Call for Papers
Quick Links
October, 2025 | Volume 04 | Issue 04
Paper 9: A Hybrid Faster R-CNN and YOLOv5 Model with Transformer Augmentation for Enhanced Object Detection
Authors : Kunal Sahu, Khushi Rajput, Shweta Sinha and Rinku Raheja
Doi: https://doi.org/10.63920/tjths.44009
Abstract
Our proposal includes a three-step model to identify small-scale objects less than 32x32 pixels, e.g., backpacks, handbags, or other discarded items in a security camera image. We initially determine potential boxes with YOLOv5. Then we fine-tune those boxes with Faster R-CNN to achieve more precise results. We now include a small Transformer decoder to detect smaller objects. We will prune the model using weight pruning and INT8 quantization, and will make the size of the model smaller by 20-30%, and targeting 20-30 frames per second on a Jetson Nano to make it executable in real time.

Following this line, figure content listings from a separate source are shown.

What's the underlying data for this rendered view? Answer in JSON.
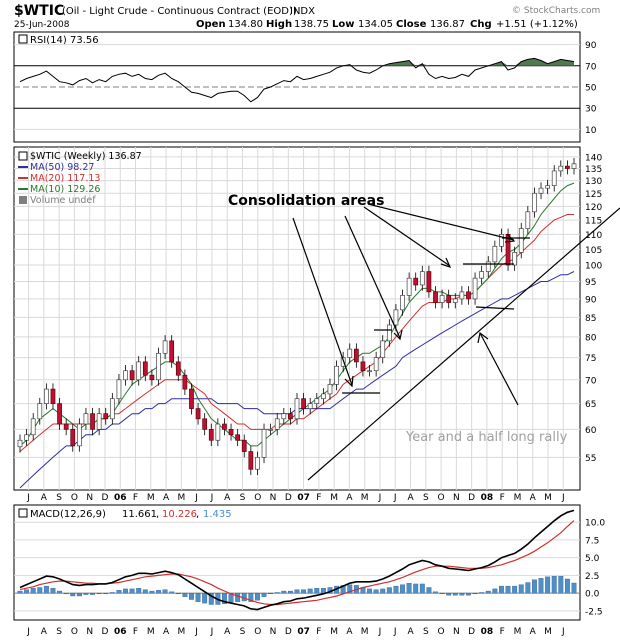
{
  "header": {
    "ticker": "$WTIC",
    "desc": "(Oil - Light Crude - Continuous Contract (EOD))",
    "exchange": "INDX",
    "date": "25-Jun-2008",
    "open_label": "Open",
    "open": "134.80",
    "high_label": "High",
    "high": "138.75",
    "low_label": "Low",
    "low": "134.05",
    "close_label": "Close",
    "close": "136.87",
    "chg_label": "Chg",
    "chg": "+1.51 (+1.12%)",
    "watermark": "© StockCharts.com"
  },
  "colors": {
    "frame": "#000000",
    "grid": "#d9d9d9",
    "ma50": "#2f2fa0",
    "ma20": "#d03030",
    "ma10": "#2a7a2a",
    "volume_legend": "#808080",
    "rsi_fill": "#4f7a4f",
    "macd_hist": "#4f8fc8",
    "candle_up": "#444444",
    "candle_down": "#c01030",
    "annot_gray": "#a0a0a0"
  },
  "rsi_panel": {
    "label": "RSI(14) 73.56",
    "ticks": [
      "90",
      "70",
      "50",
      "30",
      "10"
    ]
  },
  "price_panel": {
    "legend": [
      {
        "text": "$WTIC (Weekly) 136.87",
        "key": "price"
      },
      {
        "text": "MA(50) 98.27",
        "key": "ma50"
      },
      {
        "text": "MA(20) 117.13",
        "key": "ma20"
      },
      {
        "text": "MA(10) 129.26",
        "key": "ma10"
      },
      {
        "text": "Volume undef",
        "key": "volume"
      }
    ],
    "annotations": {
      "consolidation": "Consolidation areas",
      "rally": "Year and a half long rally"
    }
  },
  "macd_panel": {
    "label_prefix": "MACD(12,26,9)",
    "v1": "11.661",
    "v2": "10.226",
    "v3": "1.435",
    "ticks": [
      "10.0",
      "7.5",
      "5.0",
      "2.5",
      "0.0",
      "-2.5"
    ]
  },
  "chart_data": {
    "type": "line",
    "x_axis": [
      "J",
      "A",
      "S",
      "O",
      "N",
      "D",
      "06",
      "F",
      "M",
      "A",
      "M",
      "J",
      "J",
      "A",
      "S",
      "O",
      "N",
      "D",
      "07",
      "F",
      "M",
      "A",
      "M",
      "J",
      "J",
      "A",
      "S",
      "O",
      "N",
      "D",
      "08",
      "F",
      "M",
      "A",
      "M",
      "J"
    ],
    "price_axis": {
      "ticks": [
        55,
        60,
        65,
        70,
        75,
        80,
        85,
        90,
        95,
        100,
        105,
        110,
        115,
        120,
        125,
        130,
        135,
        140
      ],
      "scale": "log"
    },
    "series": [
      {
        "name": "$WTIC (Weekly)",
        "values": [
          58,
          59,
          62,
          65,
          68,
          65,
          61,
          60,
          57,
          61,
          63,
          60,
          63,
          62,
          66,
          70,
          72,
          70,
          74,
          71,
          70,
          76,
          79,
          74,
          71,
          68,
          64,
          62,
          60,
          58,
          61,
          60,
          59,
          58,
          56,
          53,
          55,
          60,
          60,
          62,
          63,
          62,
          66,
          64,
          65,
          66,
          67,
          69,
          73,
          75,
          77,
          74,
          72,
          72,
          75,
          79,
          83,
          87,
          91,
          96,
          94,
          98,
          92,
          89,
          91,
          89,
          90,
          92,
          90,
          96,
          98,
          101,
          106,
          110,
          100,
          104,
          112,
          118,
          125,
          127,
          128,
          134,
          136,
          135,
          137
        ]
      },
      {
        "name": "MA(50)",
        "values": [
          50,
          51,
          52,
          53,
          54,
          55,
          56,
          57,
          57,
          58,
          59,
          59,
          60,
          60,
          61,
          61,
          62,
          63,
          63,
          64,
          64,
          65,
          65,
          66,
          66,
          66,
          66,
          66,
          66,
          66,
          65,
          65,
          65,
          65,
          64,
          64,
          64,
          63,
          63,
          63,
          63,
          63,
          64,
          64,
          64,
          64,
          64,
          64,
          65,
          66,
          67,
          68,
          68,
          69,
          70,
          71,
          72,
          73,
          75,
          76,
          77,
          78,
          79,
          80,
          81,
          82,
          83,
          84,
          85,
          86,
          87,
          88,
          89,
          90,
          90,
          91,
          92,
          93,
          94,
          95,
          95,
          96,
          97,
          97,
          98
        ]
      },
      {
        "name": "MA(20)",
        "values": [
          56,
          57,
          58,
          59,
          60,
          61,
          61,
          61,
          61,
          61,
          61,
          61,
          62,
          62,
          63,
          63,
          64,
          65,
          66,
          67,
          68,
          69,
          70,
          70,
          70,
          70,
          69,
          68,
          67,
          65,
          64,
          63,
          62,
          61,
          61,
          60,
          60,
          60,
          60,
          61,
          61,
          61,
          62,
          62,
          63,
          64,
          65,
          66,
          67,
          69,
          70,
          71,
          72,
          73,
          74,
          76,
          78,
          80,
          82,
          84,
          86,
          88,
          89,
          89,
          89,
          90,
          90,
          91,
          91,
          92,
          94,
          96,
          98,
          100,
          101,
          102,
          104,
          106,
          108,
          111,
          113,
          115,
          116,
          117,
          117
        ]
      },
      {
        "name": "MA(10)",
        "values": [
          57,
          58,
          60,
          62,
          63,
          64,
          63,
          62,
          61,
          60,
          61,
          61,
          62,
          62,
          63,
          65,
          67,
          69,
          70,
          71,
          72,
          73,
          74,
          74,
          73,
          71,
          69,
          66,
          64,
          62,
          61,
          60,
          59,
          58,
          58,
          57,
          57,
          58,
          59,
          60,
          61,
          62,
          63,
          64,
          65,
          66,
          67,
          68,
          70,
          72,
          74,
          75,
          76,
          76,
          77,
          78,
          80,
          83,
          86,
          89,
          91,
          93,
          93,
          92,
          92,
          91,
          91,
          91,
          91,
          92,
          94,
          96,
          99,
          102,
          104,
          105,
          107,
          110,
          113,
          117,
          120,
          123,
          126,
          128,
          129
        ]
      }
    ],
    "rsi": {
      "ylim": [
        0,
        100
      ],
      "values": [
        55,
        58,
        60,
        62,
        65,
        60,
        55,
        54,
        52,
        56,
        58,
        54,
        57,
        55,
        60,
        62,
        63,
        60,
        62,
        58,
        57,
        61,
        63,
        58,
        55,
        50,
        45,
        44,
        42,
        40,
        44,
        45,
        46,
        46,
        42,
        36,
        40,
        48,
        50,
        53,
        56,
        55,
        60,
        57,
        58,
        60,
        62,
        64,
        68,
        70,
        71,
        66,
        64,
        63,
        66,
        70,
        72,
        73,
        74,
        75,
        68,
        72,
        62,
        58,
        60,
        58,
        59,
        62,
        60,
        66,
        68,
        70,
        72,
        74,
        66,
        68,
        74,
        76,
        77,
        75,
        72,
        74,
        76,
        75,
        74
      ]
    },
    "macd": {
      "ylim": [
        -3.5,
        12
      ],
      "macd_line": [
        0.8,
        1.2,
        1.6,
        2.0,
        2.4,
        2.3,
        2.0,
        1.6,
        1.2,
        1.1,
        1.2,
        1.2,
        1.3,
        1.3,
        1.5,
        1.9,
        2.3,
        2.5,
        2.8,
        2.8,
        2.7,
        2.9,
        3.1,
        2.9,
        2.6,
        2.0,
        1.4,
        0.8,
        0.2,
        -0.4,
        -0.9,
        -1.2,
        -1.4,
        -1.6,
        -1.8,
        -2.2,
        -2.3,
        -2.0,
        -1.7,
        -1.5,
        -1.2,
        -1.1,
        -0.8,
        -0.7,
        -0.5,
        -0.3,
        -0.1,
        0.2,
        0.6,
        1.0,
        1.4,
        1.6,
        1.6,
        1.6,
        1.7,
        2.0,
        2.4,
        2.9,
        3.4,
        4.0,
        4.3,
        4.6,
        4.4,
        4.0,
        3.8,
        3.5,
        3.4,
        3.3,
        3.2,
        3.4,
        3.6,
        3.9,
        4.4,
        5.0,
        5.3,
        5.6,
        6.2,
        6.9,
        7.8,
        8.6,
        9.4,
        10.2,
        10.9,
        11.4,
        11.66
      ],
      "signal_line": [
        0.5,
        0.7,
        0.9,
        1.2,
        1.4,
        1.6,
        1.7,
        1.7,
        1.6,
        1.5,
        1.4,
        1.4,
        1.3,
        1.3,
        1.4,
        1.5,
        1.7,
        1.9,
        2.1,
        2.3,
        2.4,
        2.5,
        2.6,
        2.7,
        2.7,
        2.5,
        2.3,
        2.0,
        1.6,
        1.2,
        0.7,
        0.3,
        -0.1,
        -0.4,
        -0.7,
        -1.0,
        -1.3,
        -1.5,
        -1.6,
        -1.6,
        -1.5,
        -1.4,
        -1.3,
        -1.2,
        -1.1,
        -1.0,
        -0.8,
        -0.6,
        -0.4,
        -0.1,
        0.2,
        0.5,
        0.8,
        1.0,
        1.2,
        1.4,
        1.6,
        1.9,
        2.2,
        2.6,
        3.0,
        3.3,
        3.6,
        3.8,
        3.8,
        3.8,
        3.7,
        3.6,
        3.5,
        3.5,
        3.5,
        3.6,
        3.8,
        4.0,
        4.3,
        4.6,
        5.0,
        5.4,
        5.9,
        6.5,
        7.1,
        7.8,
        8.5,
        9.4,
        10.226
      ]
    }
  }
}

Our training will be done on mixed precise on a custom surveillance set which concentrates on small things. We are aiming to make the recall of small objects exceed the 30% baseline by YOLOv5 with obvious benefits in autonomous car, smart security, and farm monitoring applications. The model will subsequently be tested on our set by running the model later, testing it on COCO and KITTI, and testing its ability to work with video streams.